Dubai: The founder and managing director of Galfar, one of Oman’s biggest construction companies, has resigned after being convicted by an Omani court in a high profile corruption case.

P. Mohammad Ali, an Indian national, who was convicted by the Muscat Court of First Instance in a graft case, resigned as the managing director of Galfar Engineering and Contracting SAOG, according to the company’s posting on Muscat Securities Market (MSM) on Wednesday.

Galfar is reportedly Oman’s single largest private sector employer, and P. Mohammad Ali is known as being the richest Indian in Oman.

The construction company’s board of directors met on Tuesday in an emergency meeting and issued a statement that the managing director, as well as another senior company employee who was also convicted, stepped down from their positions in the publicly listed company.

“In light of the court decision against two senior members of the management and for the best interest of the stakeholders, the managing director has voluntary resigned from the membership of the board of directors,” according to the company’s statement on the MSM website.

The statement added that the board of directors had decided to accept the resignation to ensure that the company’s operations and businesses are not affected.

The company has now appointed KPMG, an independent international firm, to establish the accountability of the recent court case on the bribery issue, as well as review the existing policies and procedures of the company.

The board of directors also decided to review policies and procedures for the company’s code of conduct including “whistle blowing”, says the post on the MSM website.

Earlier, on Tuesday the company had posted on the MSM website that the guilty verdict against Mohammad Ali and Abdul Majeed Naushad in the graft case was in their personal capacity.

Earlier in the week, the two Galfar officials and Juma Al Hinai, an official in the finance ministry who also serves as head of the tenders committee at state-owned Petroleum Development Oman (PDO), were found guilty by the court in the graft case.

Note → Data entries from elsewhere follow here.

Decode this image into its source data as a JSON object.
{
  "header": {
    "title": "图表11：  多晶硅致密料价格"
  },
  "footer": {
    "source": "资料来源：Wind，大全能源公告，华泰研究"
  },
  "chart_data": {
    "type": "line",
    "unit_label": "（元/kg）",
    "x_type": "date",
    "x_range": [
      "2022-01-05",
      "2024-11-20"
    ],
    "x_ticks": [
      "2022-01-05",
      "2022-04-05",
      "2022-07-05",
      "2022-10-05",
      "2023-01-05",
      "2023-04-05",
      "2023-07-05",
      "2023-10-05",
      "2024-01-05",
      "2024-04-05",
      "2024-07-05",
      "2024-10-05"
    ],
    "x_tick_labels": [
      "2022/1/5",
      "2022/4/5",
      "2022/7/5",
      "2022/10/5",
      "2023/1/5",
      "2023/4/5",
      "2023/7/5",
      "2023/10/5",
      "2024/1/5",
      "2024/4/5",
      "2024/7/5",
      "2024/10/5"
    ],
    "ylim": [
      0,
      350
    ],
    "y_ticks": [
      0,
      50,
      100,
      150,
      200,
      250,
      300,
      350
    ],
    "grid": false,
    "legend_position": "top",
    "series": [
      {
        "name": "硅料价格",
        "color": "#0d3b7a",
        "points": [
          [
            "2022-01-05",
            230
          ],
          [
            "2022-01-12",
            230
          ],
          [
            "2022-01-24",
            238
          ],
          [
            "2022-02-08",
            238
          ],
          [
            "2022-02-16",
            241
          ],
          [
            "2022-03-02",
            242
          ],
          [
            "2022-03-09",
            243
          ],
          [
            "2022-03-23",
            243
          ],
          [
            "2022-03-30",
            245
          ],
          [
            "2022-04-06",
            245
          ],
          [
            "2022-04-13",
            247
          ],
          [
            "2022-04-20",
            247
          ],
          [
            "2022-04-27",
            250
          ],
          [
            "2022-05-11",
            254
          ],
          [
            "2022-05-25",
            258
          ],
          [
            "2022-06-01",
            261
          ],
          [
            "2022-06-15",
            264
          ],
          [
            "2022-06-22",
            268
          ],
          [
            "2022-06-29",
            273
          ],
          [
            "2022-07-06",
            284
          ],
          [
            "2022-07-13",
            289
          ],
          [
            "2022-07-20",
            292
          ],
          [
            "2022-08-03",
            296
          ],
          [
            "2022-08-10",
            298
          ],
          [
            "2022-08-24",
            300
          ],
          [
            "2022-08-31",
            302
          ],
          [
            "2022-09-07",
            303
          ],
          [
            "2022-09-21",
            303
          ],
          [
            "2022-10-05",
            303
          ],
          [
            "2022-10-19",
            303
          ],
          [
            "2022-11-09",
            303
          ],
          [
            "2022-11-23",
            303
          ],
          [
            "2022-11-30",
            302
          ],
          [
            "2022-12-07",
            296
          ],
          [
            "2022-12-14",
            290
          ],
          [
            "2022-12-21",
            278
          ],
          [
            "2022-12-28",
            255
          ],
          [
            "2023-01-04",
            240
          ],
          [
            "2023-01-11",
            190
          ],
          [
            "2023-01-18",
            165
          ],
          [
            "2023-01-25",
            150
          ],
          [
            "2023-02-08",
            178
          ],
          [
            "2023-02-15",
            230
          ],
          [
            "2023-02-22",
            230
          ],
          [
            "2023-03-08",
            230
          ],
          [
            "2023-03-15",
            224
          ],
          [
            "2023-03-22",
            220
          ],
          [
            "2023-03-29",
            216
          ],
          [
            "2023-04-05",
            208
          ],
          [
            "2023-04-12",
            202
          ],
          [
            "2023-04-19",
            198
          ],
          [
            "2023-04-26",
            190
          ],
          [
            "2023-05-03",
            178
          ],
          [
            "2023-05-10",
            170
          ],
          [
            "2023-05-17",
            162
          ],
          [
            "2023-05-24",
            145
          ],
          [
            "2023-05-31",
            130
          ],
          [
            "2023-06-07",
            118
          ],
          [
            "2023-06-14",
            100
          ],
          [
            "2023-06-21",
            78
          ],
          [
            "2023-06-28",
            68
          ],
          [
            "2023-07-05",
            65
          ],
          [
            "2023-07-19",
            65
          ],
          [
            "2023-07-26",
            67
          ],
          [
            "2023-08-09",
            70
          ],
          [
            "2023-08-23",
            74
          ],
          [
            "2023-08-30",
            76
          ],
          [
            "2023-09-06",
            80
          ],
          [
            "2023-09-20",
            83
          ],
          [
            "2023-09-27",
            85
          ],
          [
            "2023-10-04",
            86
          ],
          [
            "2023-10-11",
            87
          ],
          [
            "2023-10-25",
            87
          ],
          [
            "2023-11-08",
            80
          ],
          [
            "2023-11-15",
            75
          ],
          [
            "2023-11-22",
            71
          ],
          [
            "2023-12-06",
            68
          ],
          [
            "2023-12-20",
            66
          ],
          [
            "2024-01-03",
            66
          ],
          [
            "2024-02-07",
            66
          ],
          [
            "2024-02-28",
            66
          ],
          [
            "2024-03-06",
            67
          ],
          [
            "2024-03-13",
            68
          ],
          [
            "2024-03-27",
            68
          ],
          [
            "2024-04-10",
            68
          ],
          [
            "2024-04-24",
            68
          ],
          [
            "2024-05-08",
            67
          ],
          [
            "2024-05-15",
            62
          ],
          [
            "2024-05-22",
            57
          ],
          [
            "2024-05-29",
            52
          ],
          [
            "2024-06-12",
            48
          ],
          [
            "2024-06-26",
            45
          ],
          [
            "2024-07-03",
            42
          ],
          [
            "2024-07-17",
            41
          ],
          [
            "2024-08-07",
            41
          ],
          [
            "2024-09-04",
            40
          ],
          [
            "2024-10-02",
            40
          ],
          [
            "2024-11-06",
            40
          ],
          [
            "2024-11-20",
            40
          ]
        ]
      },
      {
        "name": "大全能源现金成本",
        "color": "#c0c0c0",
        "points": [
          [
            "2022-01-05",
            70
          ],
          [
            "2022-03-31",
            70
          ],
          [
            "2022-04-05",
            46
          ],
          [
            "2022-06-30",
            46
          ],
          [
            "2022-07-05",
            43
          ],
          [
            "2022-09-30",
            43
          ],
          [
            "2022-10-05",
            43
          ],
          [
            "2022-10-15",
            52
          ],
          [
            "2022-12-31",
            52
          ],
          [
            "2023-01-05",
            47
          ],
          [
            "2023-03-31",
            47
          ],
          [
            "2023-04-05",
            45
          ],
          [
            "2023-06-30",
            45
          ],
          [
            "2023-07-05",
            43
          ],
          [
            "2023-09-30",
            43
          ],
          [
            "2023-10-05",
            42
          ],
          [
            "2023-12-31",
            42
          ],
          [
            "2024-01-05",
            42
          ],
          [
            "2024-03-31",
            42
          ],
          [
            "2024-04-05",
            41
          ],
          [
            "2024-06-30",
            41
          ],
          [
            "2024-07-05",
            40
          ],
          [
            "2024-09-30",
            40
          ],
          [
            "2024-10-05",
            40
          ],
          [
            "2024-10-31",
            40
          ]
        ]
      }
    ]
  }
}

The judge at the Court of First Instance in Muscat sentenced Al Hinai, from whose house the authorities had confiscated 873,000 Rials in cash, to three years in jail and ordered him to pay a fine of 600,000 Rials (Dh5.70 million). He was banned from holding public office for 20 years.

The court also sentenced Mohammad Ali, who reportedly holds about 20 per cent stakes in Galfar Engineering, to three years in jail and Naushad to two years in jail. The outgoing Galfar managing director, who had maintained his innocence throughout the trial that began in November, was also ordered to pay 600,000 Rials in fines.

Naushad, who had initially denied the charges but changed his plea during the hearings, was ordered to pay 200,000 Rials, the judge said. Ali and Naushad, who hold Indian citizenship, are to be deported after they serve their sentences.

More than 20 government officials and private executives from Oman’s oil industry and related sectors are on trial on charges of offering or accepting bribes in exchange for contracts, mostly in infrastructure projects.

Naushad was charged with complicity in providing the bribes.